Data Loader
Ein Data Loader ist das Programmstück, das Trainingsdaten von der Festplatte holt, portionsweise aufbereitet und an ein lernendes Programm weiterreicht. Er entscheidet mit darüber, ob teure Rechenchips ausgelastet sind oder unnötig warten.
Damit ein Computerprogramm aus Beispielen lernen kann, muss es diese Beispiele erst einmal bekommen. Bilder, Texte oder Messwerte liegen auf einer Festplatte oder auf einem Server im Internet. Der Data Loader ist der Teil der Software, der diese Daten dort abholt und in verwertbarer Form weitergibt. Er liefert sie nicht am Stück, sondern in kleinen Portionen, die man Batches nennt. Ein Batch besteht typischerweise aus 32 oder 64 Beispielen, die gemeinsam verarbeitet werden. Man kann sich den Data Loader wie die Essensausgabe in einer Kantine vorstellen: Er sorgt dafür, dass immer ein Tablett bereitsteht, sobald der nächste Gast ankommt.
Warum der Nachschub über die Trainingszeit entscheidet
Das eigentliche Rechnen beim Lernen übernehmen Grafikchips, sogenannte GPUs. Diese Chips sind extrem schnell und extrem teuer. Eine leistungsfähige GPU kostet im Rechenzentrum mehrere Euro pro Stunde. Wenn sie auf Daten wartet, läuft die Rechnung trotzdem weiter.
Genau hier liegt ein häufig unterschätztes Problem. Festplatten liefern Daten viel langsamer, als eine GPU sie verarbeiten kann. Kommt der Nachschub zu spät, steht der Chip still. Fachleute sprechen dann von einem Flaschenhals beim Laden der Daten. In der Praxis kann ein schlecht gebauter Data Loader ein Training doppelt so lange dauern lassen wie nötig.
Deshalb ist der Data Loader kein Nebenschauplatz, sondern ein eigenes Optimierungsfeld. Wer die Auslastung der GPU von 40 auf 90 Prozent hebt, spart echtes Geld. Bei großen Trainingsläufen geht es dabei um Beträge im sechs- oder siebenstelligen Bereich.
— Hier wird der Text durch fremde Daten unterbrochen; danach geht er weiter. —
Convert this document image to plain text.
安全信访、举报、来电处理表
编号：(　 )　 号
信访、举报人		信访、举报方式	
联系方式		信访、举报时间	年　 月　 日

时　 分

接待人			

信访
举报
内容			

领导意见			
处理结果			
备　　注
Vom Rohbild zum fertigen Batch
Ein Data Loader erledigt mehrere Schritte hintereinander. Zuerst liest er eine Datei ein, etwa ein Foto im JPEG-Format. Dann wandelt er sie in Zahlen um, denn ein lernendes Programm rechnet nur mit Zahlen. Anschließend bringt er alle Beispiele auf dieselbe Größe, damit sie gemeinsam verarbeitet werden können.
Oft kommt eine Veränderung der Daten dazu, die Augmentierung heißt. Bilder werden dabei gespiegelt, leicht gedreht oder im Ausschnitt verschoben. Das Modell sieht dasselbe Foto so nie zweimal identisch und lernt robuster. Zusätzlich mischt der Data Loader die Reihenfolge der Beispiele bei jedem Durchlauf neu. Sonst könnte das Modell die Reihenfolge auswendig lernen statt den Inhalt.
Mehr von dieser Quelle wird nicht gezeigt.